Maguary
- Full name: Associação Atlética Maguary
- Nicknames: Azulão (Big Blue), Alvianil Bonitense
- Founded: 1 May 1971; 55 years ago
- Ground: Arthur Tavares de Melo
- Capacity: 4,000
- President: Ytalo Pontes
- Head coach: Sued Lima
- League: Campeonato Brasileiro Série D Campeonato Pernambucano
- 2025: Pernambucano, 4th of 10
| Home colours | Away colours |

= Associação Atlética Maguary =

Associação Atlética Maguary is a Brazilian football club from the city of Bonito in the state of Pernambuco. Founded in 1971, the team plays in the Campeonato Pernambucano, the top division of football in the state.

==History==
Founded in 1971, Maguary was the first team to win the Campeonato Pernambucano Série A2 in 1977, when the league was created for clubs lacking the requisites to compete in the top-flight Campeonato Pernambucano. For this reason, there was no promotion, and as the league was not run again the following season, the club went on hiatus.

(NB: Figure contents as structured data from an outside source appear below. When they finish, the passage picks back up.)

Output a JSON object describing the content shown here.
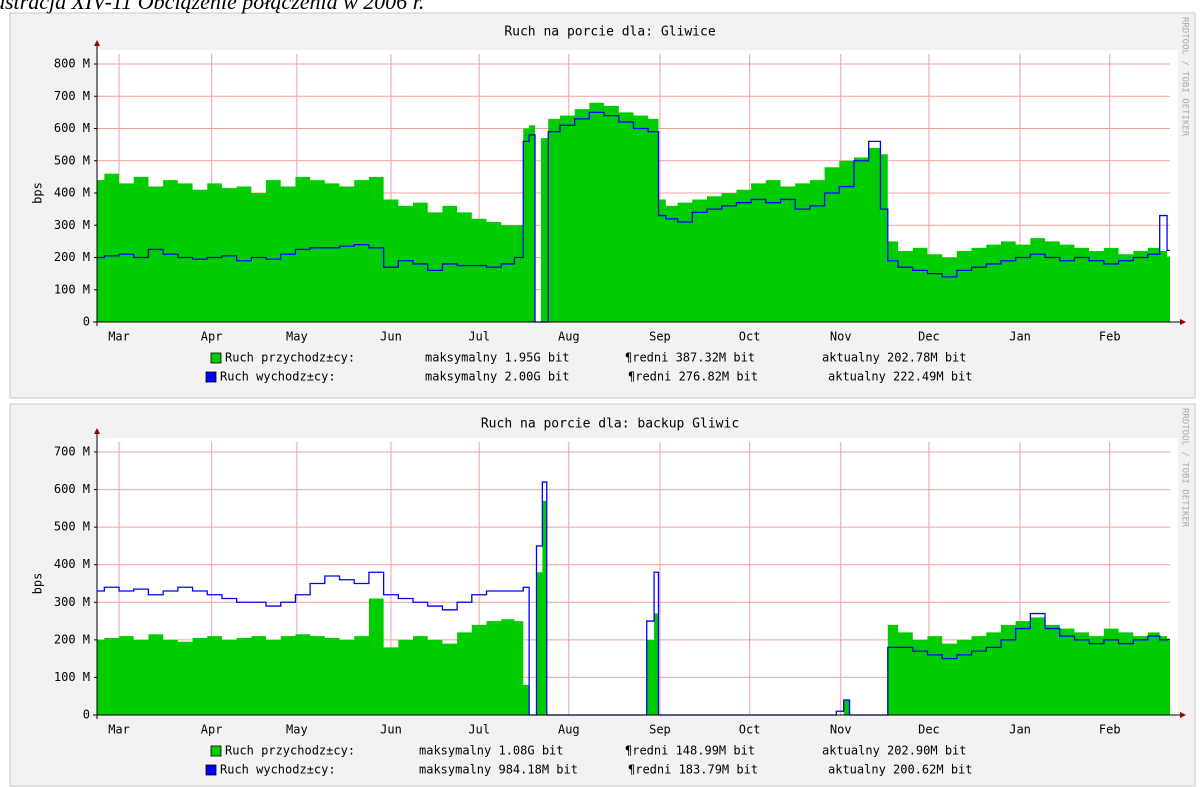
{
  "caption": "ustracja XIV-11 Obciążenie połączenia w 2006 r.",
  "chart_data": [
    {
      "type": "area",
      "title": "Ruch na porcie dla: Gliwice",
      "y_label": "bps",
      "watermark": "RRDTOOL / TOBI OETIKER",
      "xlim": [
        0,
        365
      ],
      "ylim": [
        0,
        800
      ],
      "grid": true,
      "xticks": [
        {
          "value": 7.5,
          "label": "Mar"
        },
        {
          "value": 39,
          "label": "Apr"
        },
        {
          "value": 68,
          "label": "May"
        },
        {
          "value": 100,
          "label": "Jun"
        },
        {
          "value": 130,
          "label": "Jul"
        },
        {
          "value": 160.5,
          "label": "Aug"
        },
        {
          "value": 191.5,
          "label": "Sep"
        },
        {
          "value": 222,
          "label": "Oct"
        },
        {
          "value": 253,
          "label": "Nov"
        },
        {
          "value": 283,
          "label": "Dec"
        },
        {
          "value": 314,
          "label": "Jan"
        },
        {
          "value": 344.5,
          "label": "Feb"
        }
      ],
      "yticks": [
        0,
        {
          "value": 100,
          "label": "100 M"
        },
        {
          "value": 200,
          "label": "200 M"
        },
        {
          "value": 300,
          "label": "300 M"
        },
        {
          "value": 400,
          "label": "400 M"
        },
        {
          "value": 500,
          "label": "500 M"
        },
        {
          "value": 600,
          "label": "600 M"
        },
        {
          "value": 700,
          "label": "700 M"
        },
        {
          "value": 800,
          "label": "800 M"
        }
      ],
      "x": [
        0,
        5,
        10,
        15,
        20,
        25,
        30,
        35,
        40,
        45,
        50,
        55,
        60,
        65,
        70,
        75,
        80,
        85,
        90,
        95,
        100,
        105,
        110,
        115,
        120,
        125,
        130,
        135,
        140,
        144,
        146,
        148,
        150,
        152,
        155,
        160,
        165,
        170,
        175,
        180,
        185,
        190,
        192,
        195,
        200,
        205,
        210,
        215,
        220,
        225,
        230,
        235,
        240,
        245,
        250,
        255,
        260,
        265,
        268,
        270,
        275,
        280,
        285,
        290,
        295,
        300,
        305,
        310,
        315,
        320,
        325,
        330,
        335,
        340,
        345,
        350,
        355,
        360,
        363,
        365
      ],
      "series": [
        {
          "name": "Ruch przychodz±cy:",
          "style": "area",
          "color": "#00cc00",
          "stats": [
            "maksymalny 1.95G bit",
            "¶redni 387.32M bit",
            "aktualny 202.78M bit"
          ],
          "values": [
            440,
            460,
            430,
            450,
            420,
            440,
            430,
            410,
            430,
            415,
            420,
            400,
            440,
            420,
            450,
            440,
            430,
            420,
            440,
            450,
            380,
            360,
            370,
            340,
            360,
            340,
            320,
            310,
            300,
            300,
            600,
            610,
            0,
            570,
            630,
            640,
            660,
            680,
            670,
            650,
            640,
            630,
            380,
            360,
            370,
            380,
            390,
            400,
            410,
            430,
            440,
            420,
            430,
            440,
            480,
            500,
            510,
            540,
            520,
            250,
            220,
            230,
            210,
            200,
            220,
            230,
            240,
            250,
            240,
            260,
            250,
            240,
            230,
            220,
            230,
            210,
            220,
            230,
            220,
            203
          ]
        },
        {
          "name": "Ruch wychodz±cy:",
          "style": "line",
          "color": "#0000ff",
          "stats": [
            "maksymalny 2.00G bit",
            "¶redni 276.82M bit",
            "aktualny 222.49M bit"
          ],
          "values": [
            200,
            205,
            210,
            200,
            225,
            210,
            200,
            195,
            200,
            205,
            190,
            200,
            195,
            210,
            225,
            230,
            230,
            235,
            240,
            230,
            170,
            190,
            180,
            160,
            180,
            175,
            175,
            170,
            180,
            200,
            560,
            580,
            0,
            0,
            590,
            610,
            630,
            650,
            640,
            620,
            600,
            590,
            330,
            320,
            310,
            340,
            350,
            360,
            370,
            380,
            370,
            380,
            350,
            360,
            400,
            420,
            500,
            560,
            350,
            190,
            170,
            160,
            150,
            140,
            160,
            170,
            180,
            190,
            200,
            210,
            200,
            190,
            200,
            190,
            180,
            190,
            200,
            210,
            330,
            222
          ]
        }
      ]
    },
    {
      "type": "area",
      "title": "Ruch na porcie dla: backup Gliwic",
      "y_label": "bps",
      "watermark": "RRDTOOL / TOBI OETIKER",
      "xlim": [
        0,
        365
      ],
      "ylim": [
        0,
        700
      ],
      "grid": true,
      "xticks": [
        {
          "value": 7.5,
          "label": "Mar"
        },
        {
          "value": 39,
          "label": "Apr"
        },
        {
          "value": 68,
          "label": "May"
        },
        {
          "value": 100,
          "label": "Jun"
        },
        {
          "value": 130,
          "label": "Jul"
        },
        {
          "value": 160.5,
          "label": "Aug"
        },
        {
          "value": 191.5,
          "label": "Sep"
        },
        {
          "value": 222,
          "label": "Oct"
        },
        {
          "value": 253,
          "label": "Nov"
        },
        {
          "value": 283,
          "label": "Dec"
        },
        {
          "value": 314,
          "label": "Jan"
        },
        {
          "value": 344.5,
          "label": "Feb"
        }
      ],
      "yticks": [
        0,
        {
          "value": 100,
          "label": "100 M"
        },
        {
          "value": 200,
          "label": "200 M"
        },
        {
          "value": 300,
          "label": "300 M"
        },
        {
          "value": 400,
          "label": "400 M"
        },
        {
          "value": 500,
          "label": "500 M"
        },
        {
          "value": 600,
          "label": "600 M"
        },
        {
          "value": 700,
          "label": "700 M"
        }
      ],
      "x": [
        0,
        5,
        10,
        15,
        20,
        25,
        30,
        35,
        40,
        45,
        50,
        55,
        60,
        65,
        70,
        75,
        80,
        85,
        90,
        95,
        100,
        105,
        110,
        115,
        120,
        125,
        130,
        135,
        140,
        144,
        146,
        148,
        151,
        152,
        154,
        160,
        185,
        189,
        190,
        192,
        200,
        250,
        253,
        255,
        257,
        268,
        270,
        275,
        280,
        285,
        290,
        295,
        300,
        305,
        310,
        315,
        320,
        325,
        330,
        335,
        340,
        345,
        350,
        355,
        360,
        363,
        365
      ],
      "series": [
        {
          "name": "Ruch przychodz±cy:",
          "style": "area",
          "color": "#00cc00",
          "stats": [
            "maksymalny 1.08G bit",
            "¶redni 148.99M bit",
            "aktualny 202.90M bit"
          ],
          "values": [
            200,
            205,
            210,
            200,
            215,
            200,
            195,
            205,
            210,
            200,
            205,
            210,
            200,
            210,
            215,
            210,
            205,
            200,
            210,
            310,
            180,
            200,
            210,
            200,
            190,
            220,
            240,
            250,
            255,
            250,
            80,
            0,
            380,
            570,
            0,
            0,
            0,
            200,
            270,
            0,
            0,
            0,
            0,
            40,
            0,
            0,
            240,
            220,
            200,
            210,
            190,
            200,
            210,
            220,
            240,
            250,
            260,
            240,
            230,
            220,
            210,
            230,
            220,
            210,
            220,
            210,
            203
          ]
        },
        {
          "name": "Ruch wychodz±cy:",
          "style": "line",
          "color": "#0000ff",
          "stats": [
            "maksymalny 984.18M bit",
            "¶redni 183.79M bit",
            "aktualny 200.62M bit"
          ],
          "values": [
            330,
            340,
            330,
            335,
            320,
            330,
            340,
            330,
            320,
            310,
            300,
            300,
            290,
            300,
            320,
            350,
            370,
            360,
            350,
            380,
            320,
            310,
            300,
            290,
            280,
            300,
            320,
            330,
            330,
            330,
            340,
            0,
            450,
            620,
            0,
            0,
            0,
            250,
            380,
            0,
            0,
            0,
            10,
            40,
            0,
            0,
            180,
            180,
            170,
            160,
            150,
            160,
            170,
            180,
            200,
            230,
            270,
            230,
            210,
            200,
            190,
            200,
            190,
            200,
            210,
            200,
            201
          ]
        }
      ]
    }
  ]
}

In May 2021, club president Ytalo Pontes registered Maguary again for Série A2, for the club's 50th anniversary. The club began competing again in the 2022 season and won promotion to the top flight for the first time after a 4–0 win over Ferroviário Esporte Clube do Cabo.

In the 2025 Campeonato Pernambucano, Maguary had a best-ever finish in second place behind Santa Cruz, and ahead of the other two major teams of the state capital Recife – Náutico and Sport. The result was secured on the final day with a goalless draw away to Santa Cruz, and gave Maguary a place in national competition for the first time, in the following year's Copa do Brasil and Campeonato Brasileiro Série D. The team lost the semi-final 4–1 on aggregate to Retrô.

Maguary finished 6th in the 2026 Campeonato Pernambucano, the final play-off place. The team lost 3–2 on aggregate in the quarter-finals, again to Retrô.